Mr Makar said he did not believe it was strange or unusual, and that the use of Solution 18 had been protocol in the paediatric ward at Altnagelvin at the time.

Mr Makar said he had seen Raychel on the ward the morning following her operation, but did not examine her or check her notes because he had been told by a nurse that she had already been examined by a registrar.

However, the court was told that it had been another senior house officer who had examined Raychel, a more junior doctor than a registrar.

Mr Chambers asked: “If you didn’t plan to examine Raychel physically and you didn’t look at Raychel’s notes, what was the point of you going to see her the next day at all?”

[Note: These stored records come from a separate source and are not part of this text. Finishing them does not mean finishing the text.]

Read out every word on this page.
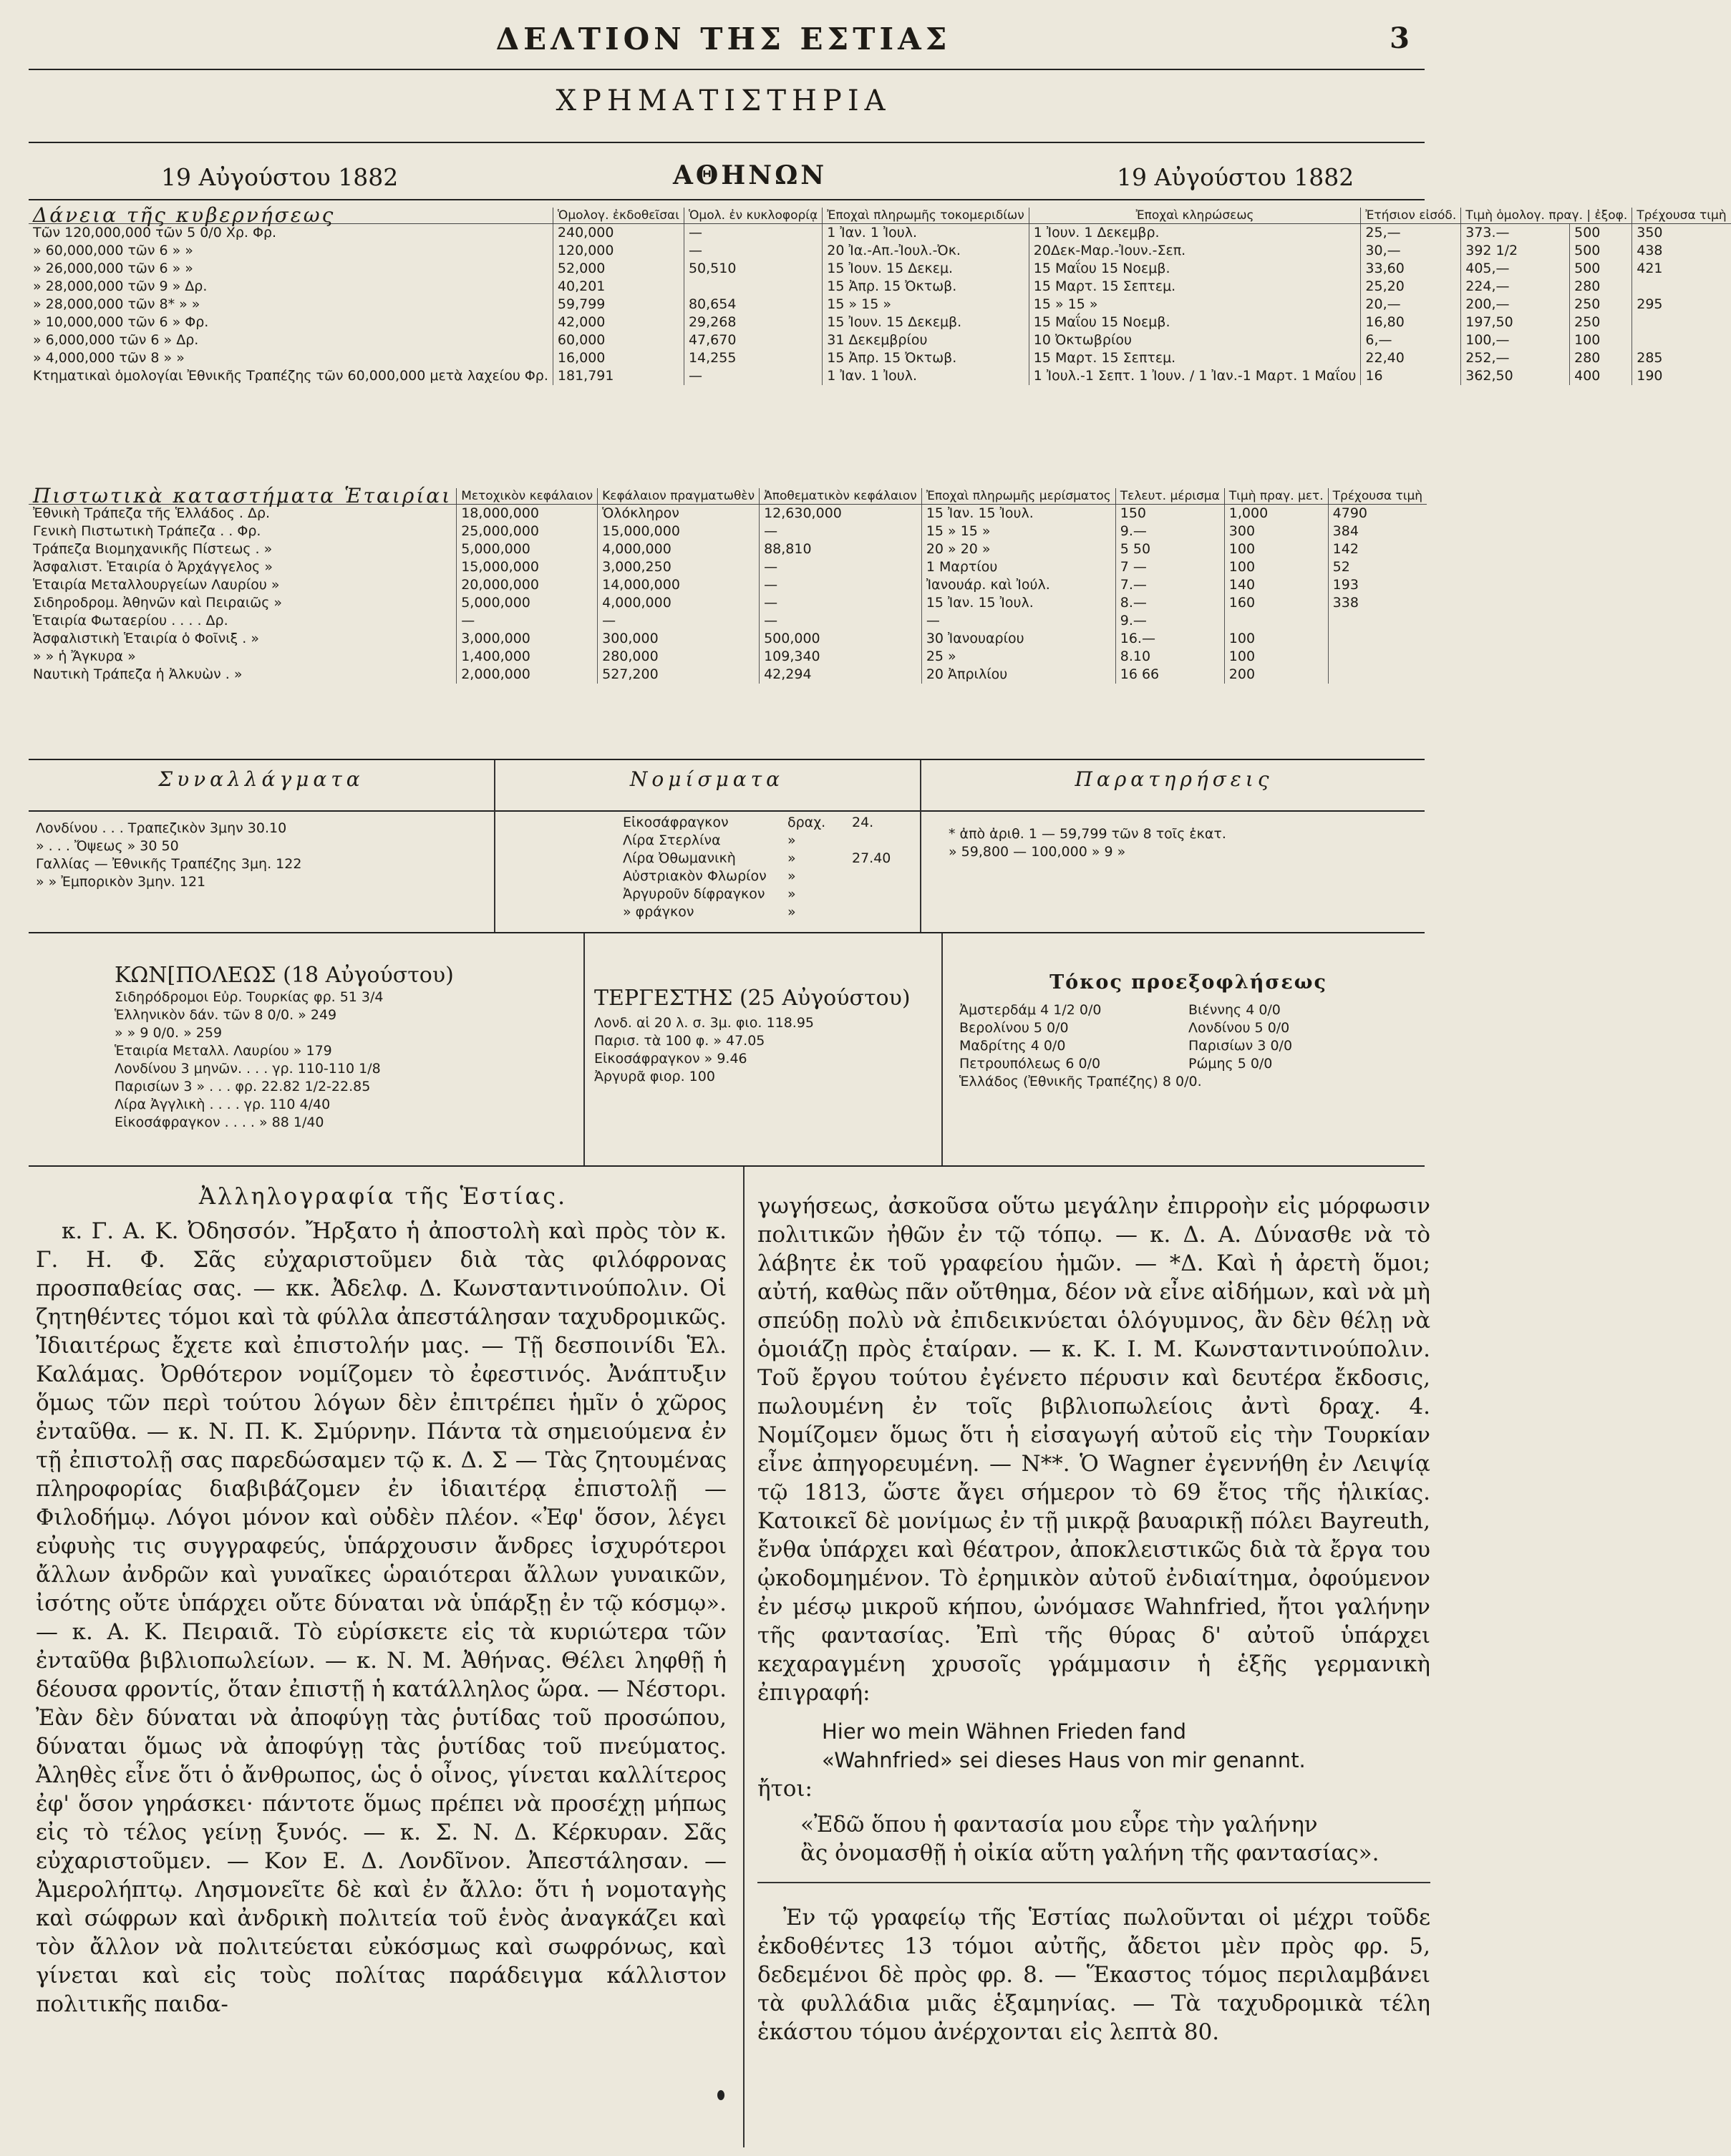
ΔΕΛΤΙΟΝ ΤΗΣ ΕΣΤΙΑΣ	3
ΧΡΗΜΑΤΙΣΤΗΡΙΑ
19 Αὐγούστου 1882	ΑΘΗΝΩΝ	19 Αὐγούστου 1882
Δάνεια τῆς κυβερνήσεως	Ὁμολογ. ἐκδοθεῖσαι	Ὁμολ. ἐν κυκλοφορίᾳ	Ἐποχαὶ πληρωμῆς τοκομεριδίων	Ἐποχαὶ κληρώσεως	Ἐτήσιον εἰσόδ.	Τιμὴ ὁμολογ. πραγ. | ἐξοφ.		Τρέχουσα τιμὴ
Τῶν 120,000,000 τῶν 5 0/0 Χρ. Φρ.	240,000	—	1 Ἰαν. 1 Ἰουλ.	1 Ἰουν. 1 Δεκεμβρ.	25,—	373.—	500	350
» 60,000,000 τῶν 6 » »	120,000	—	20 Ἰα.-Απ.-Ἰουλ.-Ὀκ.	20Δεκ-Μαρ.-Ἰουν.-Σεπ.	30,—	392 1/2	500	438
» 26,000,000 τῶν 6 » »	52,000	50,510	15 Ἰουν. 15 Δεκεμ.	15 Μαΐου 15 Νοεμβ.	33,60	405,—	500	421
» 28,000,000 τῶν 9 » Δρ.	40,201		15 Ἀπρ. 15 Ὀκτωβ.	15 Μαρτ. 15 Σεπτεμ.	25,20	224,—	280	
» 28,000,000 τῶν 8* » »	59,799	80,654	15 » 15 »	15 » 15 »	20,—	200,—	250	295
» 10,000,000 τῶν 6 » Φρ.	42,000	29,268	15 Ἰουν. 15 Δεκεμβ.	15 Μαΐου 15 Νοεμβ.	16,80	197,50	250	
» 6,000,000 τῶν 6 » Δρ.	60,000	47,670	31 Δεκεμβρίου	10 Ὀκτωβρίου	6,—	100,—	100	
» 4,000,000 τῶν 8 » »	16,000	14,255	15 Ἀπρ. 15 Ὀκτωβ.	15 Μαρτ. 15 Σεπτεμ.	22,40	252,—	280	285
Κτηματικαὶ ὁμολογίαι Ἐθνικῆς Τραπέζης τῶν 60,000,000 μετὰ λαχείου Φρ.	181,791	—	1 Ἰαν. 1 Ἰουλ.	1 Ἰουλ.-1 Σεπτ. 1 Ἰουν. / 1 Ἰαν.-1 Μαρτ. 1 Μαΐου	16	362,50	400	190
Πιστωτικὰ καταστήματα Ἑταιρίαι	Μετοχικὸν κεφάλαιον	Κεφάλαιον πραγματωθὲν	Ἀποθεματικὸν κεφάλαιον	Ἐποχαὶ πληρωμῆς μερίσματος	Τελευτ. μέρισμα	Τιμὴ πραγ. μετ.	Τρέχουσα τιμὴ
Ἐθνικὴ Τράπεζα τῆς Ἑλλάδος . Δρ.	18,000,000	Ὁλόκληρον	12,630,000	15 Ἰαν. 15 Ἰουλ.	150	1,000	4790
Γενικὴ Πιστωτικὴ Τράπεζα . . Φρ.	25,000,000	15,000,000	—	15 » 15 »	9.—	300	384
Τράπεζα Βιομηχανικῆς Πίστεως . »	5,000,000	4,000,000	88,810	20 » 20 »	5 50	100	142
Ἀσφαλιστ. Ἑταιρία ὁ Ἀρχάγγελος »	15,000,000	3,000,250	—	1 Μαρτίου	7 —	100	52
Ἑταιρία Μεταλλουργείων Λαυρίου »	20,000,000	14,000,000	—	Ἰανουάρ. καὶ Ἰούλ.	7.—	140	193
Σιδηροδρομ. Ἀθηνῶν καὶ Πειραιῶς »	5,000,000	4,000,000	—	15 Ἰαν. 15 Ἰουλ.	8.—	160	338
Ἑταιρία Φωταερίου . . . . Δρ.	—	—	—	—	9.—		
Ἀσφαλιστικὴ Ἑταιρία ὁ Φοῖνιξ . »	3,000,000	300,000	500,000	30 Ἰανουαρίου	16.—	100	
» » ἡ Ἄγκυρα »	1,400,000	280,000	109,340	25 »	8.10	100	
Ναυτικὴ Τράπεζα ἡ Ἀλκυὼν . »	2,000,000	527,200	42,294	20 Ἀπριλίου	16 66	200	
Συναλλάγματα
Λονδίνου . . . Τραπεζικὸν 3μην 30.10
» . . . Ὄψεως » 30 50
Γαλλίας — Ἐθνικῆς Τραπέζης 3μη. 122
» » Ἐμπορικὸν 3μην. 121
Νομίσματα
Εἰκοσάφραγκον	δραχ.	24.
Λίρα Στερλίνα	»
Λίρα Ὀθωμανικὴ	»	27.40
Αὐστριακὸν Φλωρίον	»
Ἀργυροῦν δίφραγκον	»
» φράγκον	»
Παρατηρήσεις
* ἀπὸ ἀριθ. 1 — 59,799 τῶν 8 τοῖς ἑκατ.
» 59,800 — 100,000 » 9 »
ΚΩΝ[ΠΟΛΕΩΣ (18 Αὐγούστου)
Σιδηρόδρομοι Εὐρ. Τουρκίας φρ. 51 3/4
Ἑλληνικὸν δάν. τῶν 8 0/0. » 249
» » 9 0/0. » 259
Ἑταιρία Μεταλλ. Λαυρίου » 179
Λονδίνου 3 μηνῶν. . . . γρ. 110-110 1/8
Παρισίων 3 » . . . φρ. 22.82 1/2-22.85
Λίρα Ἀγγλικὴ . . . . γρ. 110 4/40
Εἰκοσάφραγκον . . . . » 88 1/40
ΤΕΡΓΕΣΤΗΣ (25 Αὐγούστου)
Λονδ. αἱ 20 λ. σ. 3μ. φιο. 118.95
Παρισ. τὰ 100 φ. » 47.05
Εἰκοσάφραγκον » 9.46
Ἀργυρᾶ φιορ. 100
Τόκος προεξοφλήσεως
Ἀμστερδάμ 4 1/2 0/0	Βιέννης 4 0/0
Βερολίνου 5 0/0	Λονδίνου 5 0/0
Μαδρίτης 4 0/0	Παρισίων 3 0/0
Πετρουπόλεως 6 0/0	Ρώμης 5 0/0
Ἑλλάδος (Ἐθνικῆς Τραπέζης) 8 0/0.
Ἀλληλογραφία τῆς Ἑστίας.

κ. Γ. Α. Κ. Ὀδησσόν. Ἤρξατο ἡ ἀποστολὴ καὶ πρὸς τὸν κ. Γ. Η. Φ. Σᾶς εὐχαριστοῦμεν διὰ τὰς φιλόφρονας προσπαθείας σας. — κκ. Ἀδελφ. Δ. Κωνσταντινούπολιν. Οἱ ζητηθέντες τόμοι καὶ τὰ φύλλα ἀπεστάλησαν ταχυδρομικῶς. Ἰδιαιτέρως ἔχετε καὶ ἐπιστολήν μας. — Τῇ δεσποινίδι Ἑλ. Καλάμας. Ὀρθότερον νομίζομεν τὸ ἐφεστινός. Ἀνάπτυξιν ὅμως τῶν περὶ τούτου λόγων δὲν ἐπιτρέπει ἡμῖν ὁ χῶρος ἐνταῦθα. — κ. Ν. Π. Κ. Σμύρνην. Πάντα τὰ σημειούμενα ἐν τῇ ἐπιστολῇ σας παρεδώσαμεν τῷ κ. Δ. Σ — Τὰς ζητουμένας πληροφορίας διαβιβάζομεν ἐν ἰδιαιτέρᾳ ἐπιστολῇ — Φιλοδήμῳ. Λόγοι μόνον καὶ οὐδὲν πλέον. «Ἐφ' ὅσον, λέγει εὐφυὴς τις συγγραφεύς, ὑπάρχουσιν ἄνδρες ἰσχυρότεροι ἄλλων ἀνδρῶν καὶ γυναῖκες ὡραιότεραι ἄλλων γυναικῶν, ἰσότης οὔτε ὑπάρχει οὔτε δύναται νὰ ὑπάρξῃ ἐν τῷ κόσμῳ». — κ. Α. Κ. Πειραιᾶ. Τὸ εὑρίσκετε εἰς τὰ κυριώτερα τῶν ἐνταῦθα βιβλιοπωλείων. — κ. Ν. Μ. Ἀθήνας. Θέλει ληφθῇ ἡ δέουσα φροντίς, ὅταν ἐπιστῇ ἡ κατάλληλος ὥρα. — Νέστορι. Ἐὰν δὲν δύναται νὰ ἀποφύγῃ τὰς ῥυτίδας τοῦ προσώπου, δύναται ὅμως νὰ ἀποφύγῃ τὰς ῥυτίδας τοῦ πνεύματος. Ἀληθὲς εἶνε ὅτι ὁ ἄνθρωπος, ὡς ὁ οἶνος, γίνεται καλλίτερος ἐφ' ὅσον γηράσκει· πάντοτε ὅμως πρέπει νὰ προσέχῃ μήπως εἰς τὸ τέλος γείνῃ ξυνός. — κ. Σ. Ν. Δ. Κέρκυραν. Σᾶς εὐχαριστοῦμεν. — Κον Ε. Δ. Λονδῖνον. Ἀπεστάλησαν. — Ἀμερολήπτῳ. Λησμονεῖτε δὲ καὶ ἐν ἄλλο: ὅτι ἡ νομοταγὴς καὶ σώφρων καὶ ἀνδρικὴ πολιτεία τοῦ ἑνὸς ἀναγκάζει καὶ τὸν ἄλλον νὰ πολιτεύεται εὐκόσμως καὶ σωφρόνως, καὶ γίνεται καὶ εἰς τοὺς πολίτας παράδειγμα κάλλιστον πολιτικῆς παιδα-

γωγήσεως, ἀσκοῦσα οὕτω μεγάλην ἐπιρροὴν εἰς μόρφωσιν πολιτικῶν ἠθῶν ἐν τῷ τόπῳ. — κ. Δ. Α. Δύνασθε νὰ τὸ λάβητε ἐκ τοῦ γραφείου ἡμῶν. — *Δ. Καὶ ἡ ἀρετὴ ὅμοι; αὐτή, καθὼς πᾶν οὔτθημα, δέον νὰ εἶνε αἰδήμων, καὶ νὰ μὴ σπεύδῃ πολὺ νὰ ἐπιδεικνύεται ὁλόγυμνος, ἂν δὲν θέλῃ νὰ ὁμοιάζῃ πρὸς ἑταίραν. — κ. Κ. Ι. Μ. Κωνσταντινούπολιν. Τοῦ ἔργου τούτου ἐγένετο πέρυσιν καὶ δευτέρα ἔκδοσις, πωλουμένη ἐν τοῖς βιβλιοπωλείοις ἀντὶ δραχ. 4. Νομίζομεν ὅμως ὅτι ἡ εἰσαγωγή αὐτοῦ εἰς τὴν Τουρκίαν εἶνε ἀπηγορευμένη. — Ν**. Ὁ Wagner ἐγεννήθη ἐν Λειψίᾳ τῷ 1813, ὥστε ἄγει σήμερον τὸ 69 ἔτος τῆς ἡλικίας. Κατοικεῖ δὲ μονίμως ἐν τῇ μικρᾷ βαυαρικῇ πόλει Bayreuth, ἔνθα ὑπάρχει καὶ θέατρον, ἀποκλειστικῶς διὰ τὰ ἔργα του ᾠκοδομημένον. Τὸ ἐρημικὸν αὐτοῦ ἐνδιαίτημα, ὀφούμενον ἐν μέσῳ μικροῦ κήπου, ὠνόμασε Wahnfried, ἤτοι γαλήνην τῆς φαντασίας. Ἐπὶ τῆς θύρας δ' αὐτοῦ ὑπάρχει κεχαραγμένη χρυσοῖς γράμμασιν ἡ ἑξῆς γερμανικὴ ἐπιγραφή:

Hier wo mein Wähnen Frieden fand
«Wahnfried» sei dieses Haus von mir genannt.
ἤτοι:
«Ἐδῶ ὅπου ἡ φαντασία μου εὗρε τὴν γαλήνην
ἂς ὀνομασθῇ ἡ οἰκία αὕτη γαλήνη τῆς φαντασίας».

Ἐν τῷ γραφείῳ τῆς Ἑστίας πωλοῦνται οἱ μέχρι τοῦδε ἐκδοθέντες 13 τόμοι αὐτῆς, ἄδετοι μὲν πρὸς φρ. 5, δεδεμένοι δὲ πρὸς φρ. 8. — Ἕκαστος τόμος περιλαμβάνει τὰ φυλλάδια μιᾶς ἑξαμηνίας. — Τὰ ταχυδρομικὰ τέλη ἑκάστου τόμου ἀνέρχονται εἰς λεπτὰ 80.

Mr Makar said: “When I operate on any patient I see them in the morning or after the operation. I went to see the outcome of my operation, to be sure that everything is good and everything is well.

“Then in the morning, when I’m about to do all of that, I am told she was seen, that stopped me. For me to do what my colleagues have done before me is undermining them, it is not ethically acceptable.”

A barrister for the Ferguson family referred Mr Makar to the comments of Hyponatraemia Inquiry chairman Mr Justice O’Hara, who had criticised the fact that there had been no formalised handover between himself and the doctor who carried out the ward round the morning after Raychel’s operation.

The barrister said: “The chairman of the inquiry, he says your conduct was unacceptable.

“Whether you agree or disagree with me is neither here nor there. There is a judicial finding in an inquiry that your conduct was unacceptable. I am inviting your reaction to that?”

Mr Makar repeated that he had not obliged to examine the patient when she had already been checked by another doctor.

The court also heard from Dr Simon Haynes, a former consultant paediatric cardiothoracic anaesthetist, who had given evidence as an expert witness in the Hyponatraemia Inquiry.

He was asked about the practice in 2001 of using Solution 18 in the Altnagelvin paediatric ward as a standard way of administering fluid to children.

Dr Haynes said: “I think probably overall it’s fair to say it is not good practice, but historically this is the glucose electrolyte solution which was widely used for many years.

“Its use was based on a probably now outdated publication which looked more at the injury requirement of children rather than their fluid requirement.

“I can see how it has come to this, but I say its use should have been questioned, certainly as a routine use before 2001 in paediatric wards.”

The inquest, which is expected to last for two weeks, continues.